The Services are intended for adults. We do not knowingly collect personal information from children under 13 years of age. If you believe a child has used the Services and that we hold their personal information, please contact us and we will delete it.

We use a small number of cookies and similar technologies (such as local storage), grouped into two categories:

• Necessary — required for the Services to work, for example to remember which step of the upload flow you are on and to protect against bots. These cannot be disabled because the Services do not function without them.
• Analytics — count usage anonymously, keyed by a random job identifier rather than your email. They help us understand which parts of the flow are working well and which are confusing. They are not used for advertising or for tracking you across other websites.

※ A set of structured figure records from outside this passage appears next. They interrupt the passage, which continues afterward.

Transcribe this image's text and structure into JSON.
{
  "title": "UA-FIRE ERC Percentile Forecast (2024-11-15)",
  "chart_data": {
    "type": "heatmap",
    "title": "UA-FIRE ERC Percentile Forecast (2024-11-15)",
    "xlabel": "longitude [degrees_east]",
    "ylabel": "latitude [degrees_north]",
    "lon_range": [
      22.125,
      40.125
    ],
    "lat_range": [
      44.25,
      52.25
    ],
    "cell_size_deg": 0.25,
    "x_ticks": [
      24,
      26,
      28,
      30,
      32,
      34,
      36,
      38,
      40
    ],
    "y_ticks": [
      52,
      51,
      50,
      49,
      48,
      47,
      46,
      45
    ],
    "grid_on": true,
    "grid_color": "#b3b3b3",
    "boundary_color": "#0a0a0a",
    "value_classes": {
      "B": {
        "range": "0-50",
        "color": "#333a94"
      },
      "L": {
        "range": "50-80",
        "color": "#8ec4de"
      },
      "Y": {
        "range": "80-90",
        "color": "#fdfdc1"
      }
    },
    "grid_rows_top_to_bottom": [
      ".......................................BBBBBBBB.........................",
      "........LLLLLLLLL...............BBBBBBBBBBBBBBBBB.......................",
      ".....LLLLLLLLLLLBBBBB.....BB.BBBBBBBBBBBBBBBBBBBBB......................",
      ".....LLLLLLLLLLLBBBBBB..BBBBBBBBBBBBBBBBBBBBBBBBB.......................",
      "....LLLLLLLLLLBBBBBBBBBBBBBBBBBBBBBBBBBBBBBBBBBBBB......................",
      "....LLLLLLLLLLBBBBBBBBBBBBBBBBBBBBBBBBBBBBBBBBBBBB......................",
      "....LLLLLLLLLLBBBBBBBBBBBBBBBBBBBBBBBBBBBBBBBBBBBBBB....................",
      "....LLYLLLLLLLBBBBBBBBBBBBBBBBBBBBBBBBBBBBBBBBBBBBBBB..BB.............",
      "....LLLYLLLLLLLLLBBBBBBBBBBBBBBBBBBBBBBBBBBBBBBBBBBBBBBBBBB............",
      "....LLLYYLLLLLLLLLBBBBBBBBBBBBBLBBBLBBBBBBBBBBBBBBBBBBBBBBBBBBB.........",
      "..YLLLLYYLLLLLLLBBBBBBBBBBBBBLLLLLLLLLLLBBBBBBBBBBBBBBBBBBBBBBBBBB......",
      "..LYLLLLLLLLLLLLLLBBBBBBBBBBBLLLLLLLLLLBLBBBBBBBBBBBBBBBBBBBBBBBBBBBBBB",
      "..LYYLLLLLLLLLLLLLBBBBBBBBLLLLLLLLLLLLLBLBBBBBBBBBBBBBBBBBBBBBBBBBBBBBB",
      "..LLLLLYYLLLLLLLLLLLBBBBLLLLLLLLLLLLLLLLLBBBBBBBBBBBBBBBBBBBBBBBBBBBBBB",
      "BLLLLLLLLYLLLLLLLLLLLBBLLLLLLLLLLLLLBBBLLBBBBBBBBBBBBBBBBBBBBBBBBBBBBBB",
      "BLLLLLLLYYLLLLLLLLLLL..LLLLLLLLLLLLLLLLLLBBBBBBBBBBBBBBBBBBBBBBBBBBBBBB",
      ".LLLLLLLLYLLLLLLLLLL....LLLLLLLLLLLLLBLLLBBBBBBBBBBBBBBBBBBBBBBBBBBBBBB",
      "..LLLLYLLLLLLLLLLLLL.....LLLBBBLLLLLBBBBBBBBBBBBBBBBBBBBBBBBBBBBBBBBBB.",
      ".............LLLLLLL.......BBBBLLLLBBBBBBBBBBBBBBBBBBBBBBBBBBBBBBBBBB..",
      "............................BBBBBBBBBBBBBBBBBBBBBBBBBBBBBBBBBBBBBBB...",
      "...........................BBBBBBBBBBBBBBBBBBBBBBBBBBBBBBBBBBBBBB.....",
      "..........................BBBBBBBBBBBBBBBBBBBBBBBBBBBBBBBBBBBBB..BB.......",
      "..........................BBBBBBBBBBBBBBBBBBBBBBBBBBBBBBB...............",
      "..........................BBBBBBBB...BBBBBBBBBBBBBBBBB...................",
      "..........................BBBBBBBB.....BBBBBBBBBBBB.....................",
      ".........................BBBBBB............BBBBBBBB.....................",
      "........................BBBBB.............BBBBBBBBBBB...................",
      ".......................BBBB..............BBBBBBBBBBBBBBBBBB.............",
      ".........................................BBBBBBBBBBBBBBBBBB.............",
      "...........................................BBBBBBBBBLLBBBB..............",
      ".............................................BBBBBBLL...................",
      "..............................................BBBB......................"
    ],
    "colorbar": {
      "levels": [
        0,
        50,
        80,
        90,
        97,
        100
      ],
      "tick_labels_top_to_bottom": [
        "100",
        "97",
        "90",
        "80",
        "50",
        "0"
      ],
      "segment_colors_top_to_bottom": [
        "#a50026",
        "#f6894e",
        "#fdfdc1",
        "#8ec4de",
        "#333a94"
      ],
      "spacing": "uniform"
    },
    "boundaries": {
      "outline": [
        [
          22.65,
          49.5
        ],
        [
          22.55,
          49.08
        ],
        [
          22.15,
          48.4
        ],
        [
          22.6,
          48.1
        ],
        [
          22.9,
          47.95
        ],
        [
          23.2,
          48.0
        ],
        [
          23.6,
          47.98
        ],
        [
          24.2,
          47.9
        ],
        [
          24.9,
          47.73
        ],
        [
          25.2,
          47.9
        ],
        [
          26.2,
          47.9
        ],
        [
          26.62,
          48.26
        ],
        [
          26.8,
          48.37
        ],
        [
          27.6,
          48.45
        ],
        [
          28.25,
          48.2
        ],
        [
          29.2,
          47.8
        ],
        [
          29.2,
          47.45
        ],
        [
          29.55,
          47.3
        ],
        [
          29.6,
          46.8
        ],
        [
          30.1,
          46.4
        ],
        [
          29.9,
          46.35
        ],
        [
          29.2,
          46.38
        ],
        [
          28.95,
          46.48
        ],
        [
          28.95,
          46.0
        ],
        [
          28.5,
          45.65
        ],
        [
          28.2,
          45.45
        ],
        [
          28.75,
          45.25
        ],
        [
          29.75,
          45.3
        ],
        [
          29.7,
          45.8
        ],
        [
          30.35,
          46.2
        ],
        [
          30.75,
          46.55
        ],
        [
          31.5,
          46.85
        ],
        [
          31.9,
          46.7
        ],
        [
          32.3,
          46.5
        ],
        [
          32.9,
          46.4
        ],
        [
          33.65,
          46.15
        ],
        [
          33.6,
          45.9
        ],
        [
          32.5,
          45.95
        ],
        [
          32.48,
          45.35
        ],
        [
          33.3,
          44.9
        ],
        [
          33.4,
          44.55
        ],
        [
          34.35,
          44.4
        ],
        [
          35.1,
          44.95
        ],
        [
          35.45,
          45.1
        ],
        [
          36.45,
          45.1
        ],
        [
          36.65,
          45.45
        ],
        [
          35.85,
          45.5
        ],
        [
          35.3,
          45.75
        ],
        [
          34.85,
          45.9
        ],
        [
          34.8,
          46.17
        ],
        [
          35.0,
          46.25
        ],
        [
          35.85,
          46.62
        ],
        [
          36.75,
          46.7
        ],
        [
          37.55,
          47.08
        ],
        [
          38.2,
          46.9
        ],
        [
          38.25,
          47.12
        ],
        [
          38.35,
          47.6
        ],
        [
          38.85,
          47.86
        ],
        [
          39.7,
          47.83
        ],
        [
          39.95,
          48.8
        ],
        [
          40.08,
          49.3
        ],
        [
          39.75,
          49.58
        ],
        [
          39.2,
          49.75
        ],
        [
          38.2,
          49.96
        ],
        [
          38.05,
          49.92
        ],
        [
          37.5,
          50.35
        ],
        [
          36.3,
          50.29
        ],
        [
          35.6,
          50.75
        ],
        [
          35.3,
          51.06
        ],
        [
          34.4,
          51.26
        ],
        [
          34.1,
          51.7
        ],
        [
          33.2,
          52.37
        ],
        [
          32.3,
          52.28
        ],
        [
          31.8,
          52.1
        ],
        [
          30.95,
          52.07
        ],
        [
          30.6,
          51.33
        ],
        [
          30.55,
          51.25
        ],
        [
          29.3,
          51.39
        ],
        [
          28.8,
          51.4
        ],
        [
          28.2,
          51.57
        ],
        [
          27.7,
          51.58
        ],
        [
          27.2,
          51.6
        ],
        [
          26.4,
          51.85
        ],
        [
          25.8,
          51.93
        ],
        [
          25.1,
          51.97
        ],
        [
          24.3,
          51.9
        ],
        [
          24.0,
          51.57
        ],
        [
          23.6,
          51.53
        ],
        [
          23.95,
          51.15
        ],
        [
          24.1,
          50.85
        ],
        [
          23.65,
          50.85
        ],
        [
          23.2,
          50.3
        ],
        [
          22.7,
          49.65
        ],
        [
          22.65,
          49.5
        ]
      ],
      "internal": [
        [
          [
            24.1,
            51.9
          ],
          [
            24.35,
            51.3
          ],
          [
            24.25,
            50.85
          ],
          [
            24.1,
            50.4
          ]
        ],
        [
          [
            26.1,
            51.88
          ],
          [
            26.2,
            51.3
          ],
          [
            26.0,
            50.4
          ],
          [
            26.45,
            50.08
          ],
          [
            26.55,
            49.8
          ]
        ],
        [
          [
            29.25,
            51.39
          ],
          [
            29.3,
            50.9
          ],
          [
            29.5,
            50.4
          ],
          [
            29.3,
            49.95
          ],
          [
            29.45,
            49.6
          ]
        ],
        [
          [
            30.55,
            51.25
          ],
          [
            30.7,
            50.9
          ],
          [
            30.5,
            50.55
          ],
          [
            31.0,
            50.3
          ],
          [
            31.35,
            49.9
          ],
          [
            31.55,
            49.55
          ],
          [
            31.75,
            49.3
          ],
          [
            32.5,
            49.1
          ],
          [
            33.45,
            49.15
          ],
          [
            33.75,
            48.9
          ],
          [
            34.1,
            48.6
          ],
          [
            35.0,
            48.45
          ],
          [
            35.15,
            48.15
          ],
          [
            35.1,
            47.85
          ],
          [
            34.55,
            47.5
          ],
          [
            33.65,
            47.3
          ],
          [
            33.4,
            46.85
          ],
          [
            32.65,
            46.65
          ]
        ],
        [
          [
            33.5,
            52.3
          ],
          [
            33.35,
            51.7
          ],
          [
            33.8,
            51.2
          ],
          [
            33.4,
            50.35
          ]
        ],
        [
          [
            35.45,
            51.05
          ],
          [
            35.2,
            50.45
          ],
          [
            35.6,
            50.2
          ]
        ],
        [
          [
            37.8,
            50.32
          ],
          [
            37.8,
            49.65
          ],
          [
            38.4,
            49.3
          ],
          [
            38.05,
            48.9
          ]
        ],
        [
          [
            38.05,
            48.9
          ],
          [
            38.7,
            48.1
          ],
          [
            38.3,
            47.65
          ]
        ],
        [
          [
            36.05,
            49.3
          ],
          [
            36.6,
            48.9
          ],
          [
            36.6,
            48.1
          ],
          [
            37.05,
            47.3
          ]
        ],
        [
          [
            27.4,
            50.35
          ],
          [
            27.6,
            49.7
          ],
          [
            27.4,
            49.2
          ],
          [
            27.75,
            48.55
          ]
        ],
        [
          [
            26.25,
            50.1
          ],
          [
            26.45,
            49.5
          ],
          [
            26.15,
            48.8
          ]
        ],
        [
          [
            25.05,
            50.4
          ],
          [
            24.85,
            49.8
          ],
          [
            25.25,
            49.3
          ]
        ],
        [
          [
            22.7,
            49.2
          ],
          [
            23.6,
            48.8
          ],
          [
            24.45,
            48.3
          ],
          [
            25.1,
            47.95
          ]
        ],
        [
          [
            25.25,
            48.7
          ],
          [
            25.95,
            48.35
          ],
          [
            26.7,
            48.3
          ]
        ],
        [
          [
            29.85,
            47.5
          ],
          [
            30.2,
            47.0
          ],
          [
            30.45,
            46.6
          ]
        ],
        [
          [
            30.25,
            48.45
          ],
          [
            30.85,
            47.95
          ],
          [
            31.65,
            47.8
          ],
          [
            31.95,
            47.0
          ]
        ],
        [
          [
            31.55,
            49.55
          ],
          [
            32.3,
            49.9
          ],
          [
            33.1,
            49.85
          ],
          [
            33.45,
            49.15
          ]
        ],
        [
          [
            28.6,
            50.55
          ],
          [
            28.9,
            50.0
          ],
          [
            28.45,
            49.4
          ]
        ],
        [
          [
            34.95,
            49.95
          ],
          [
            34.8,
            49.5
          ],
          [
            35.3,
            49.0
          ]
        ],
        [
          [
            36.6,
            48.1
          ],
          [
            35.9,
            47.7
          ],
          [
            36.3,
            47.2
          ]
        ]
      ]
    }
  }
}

We do not use advertising cookies, retargeting pixels, or cross-site trackers. We do not share data with advertising networks. If you would like to disable analytics cookies, you can do so through your browser settings.

We apply security safeguards appropriate to the sensitivity of the information, as required by Schedule 1, Principle 7 of PIPEDA. These include private cloud storage with access restricted to specific server processes, encryption in transit, short-lived signed URLs for file uploads and downloads, and automatic deletion of the photo and job data after 180 days.

Complyora may update this Privacy Policy from time to time. The “Last updated” date at the top of the page reflects the most recent change. Material changes will be highlighted on the Services. Your continued use of the Services after a change takes effect means you accept the updated policy.

By using the Services you accept this Privacy Policy. If you do not agree, please do not use the Services.

Operator: Complyora — an independent photo compliance tool, not affiliated with the U.S. Department of State, His Majesty’s Passport Office, or any government agency.